There are a few possible reasons for this. In the early years of the last century, improving transport links massively increased the supply of accessible land and so kept a lid on prices. This process stopped in the second half of the 20th century while more onerous planning regulations pushed up the price of land. More recently, super-easy monetary policy has boosted the value of all assets but particularly those that typically are bought with the assistance of significant amounts of borrowed money.

There are a number of problems when comparing the returns from houses and equities. The first is that the indices used to measure house price changes have only a limited bearing on the actual experience of an individual home-owner. To be more representative they would need to be adjusted for their historical bias to big cities as well as for the hidden costs of home-ownership, maintenance and particularly for long-run improvements in quality (since 1900, heating and indoor toilets to name just two).

The second adjustment required to ensure we are not comparing apples and pears is rent (either real in the case of a buy to let property or imputed for an owner-occupied home). The third variable is risk. Property is not quite the safe as houses investment it might seem. Real house prices in America fell by 36% between 2005 and 2012 and they are still below their peak.
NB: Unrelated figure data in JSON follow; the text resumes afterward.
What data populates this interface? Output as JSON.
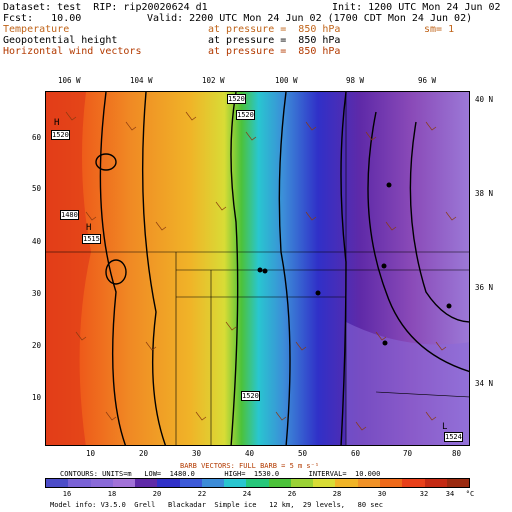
{
  "header": {
    "dataset_line": "Dataset: test  RIP: rip20020624 d1",
    "init_line": "Init: 1200 UTC Mon 24 Jun 02",
    "fcst_line": "Fcst:   10.00",
    "valid_line": "Valid: 2200 UTC Mon 24 Jun 02 (1700 CDT Mon 24 Jun 02)",
    "fields": [
      {
        "name": "Temperature",
        "level": "at pressure =  850 hPa",
        "extra": "sm= 1"
      },
      {
        "name": "Geopotential height",
        "level": "at pressure =  850 hPa",
        "extra": ""
      },
      {
        "name": "Horizontal wind vectors",
        "level": "at pressure =  850 hPa",
        "extra": ""
      }
    ]
  },
  "map": {
    "top_lon_labels": [
      "106 W",
      "104 W",
      "102 W",
      "100 W",
      "98 W",
      "96 W"
    ],
    "right_lat_labels": [
      "40 N",
      "38 N",
      "36 N",
      "34 N"
    ],
    "left_ticks": [
      "60",
      "50",
      "40",
      "30",
      "20",
      "10"
    ],
    "bottom_ticks": [
      "10",
      "20",
      "30",
      "40",
      "50",
      "60",
      "70",
      "80"
    ],
    "contour_labels": [
      "1520",
      "1520",
      "1520",
      "1480",
      "1515",
      "1520",
      "1524"
    ],
    "high_marker": "H",
    "low_marker": "L"
  },
  "footer": {
    "barb_line": "BARB VECTORS: FULL BARB = 5 m s⁻¹",
    "contours_line": "CONTOURS: UNITS=m   LOW=  1480.0       HIGH=  1530.0       INTERVAL=  10.000",
    "colorbar_labels": [
      "16",
      "18",
      "20",
      "22",
      "24",
      "26",
      "28",
      "30",
      "32",
      "34"
    ],
    "colorbar_unit": "°C",
    "colorbar_colors": [
      "#4c4cc8",
      "#7a62d6",
      "#8a6ad8",
      "#a272d8",
      "#5f2aa8",
      "#3030c8",
      "#3c5ad8",
      "#3c8cd8",
      "#29c6d0",
      "#26c77a",
      "#4cc23a",
      "#9bd236",
      "#d8dc36",
      "#f0b428",
      "#f09228",
      "#ee6a1a",
      "#e8401a",
      "#c42a14",
      "#9a2a10"
    ],
    "model_info": "Model info: V3.5.0  Grell   Blackadar  Simple ice   12 km,  29 levels,   80 sec"
  }
}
I’ve already hinted at the final factor that any ‘pension or property’ comparison needs to take into account - leverage. Anyone who buys a house with a 10% down-payment and a big mortgage is taking the kind of risk that only the most aggressive hedge fund would consider in the financial markets. For the vast majority of home-owners it is a risk that has paid off in spades. The value of my house today represents a breath-taking return on the £3,500 I put down on my first flat 30 years ago.

What any purely financial analysis of the performance of shares, houses and passion assets cannot begin to account for is the psychological returns they provide. Fine art feeds the soul, a home offers security, good wine is a gift. They provide a healthy mix of wealth preservation, diversification and pleasure. But shares have long provided an outsized reward for the risk of short-term volatility and they should account for the lion’s share of a long-term portfolio.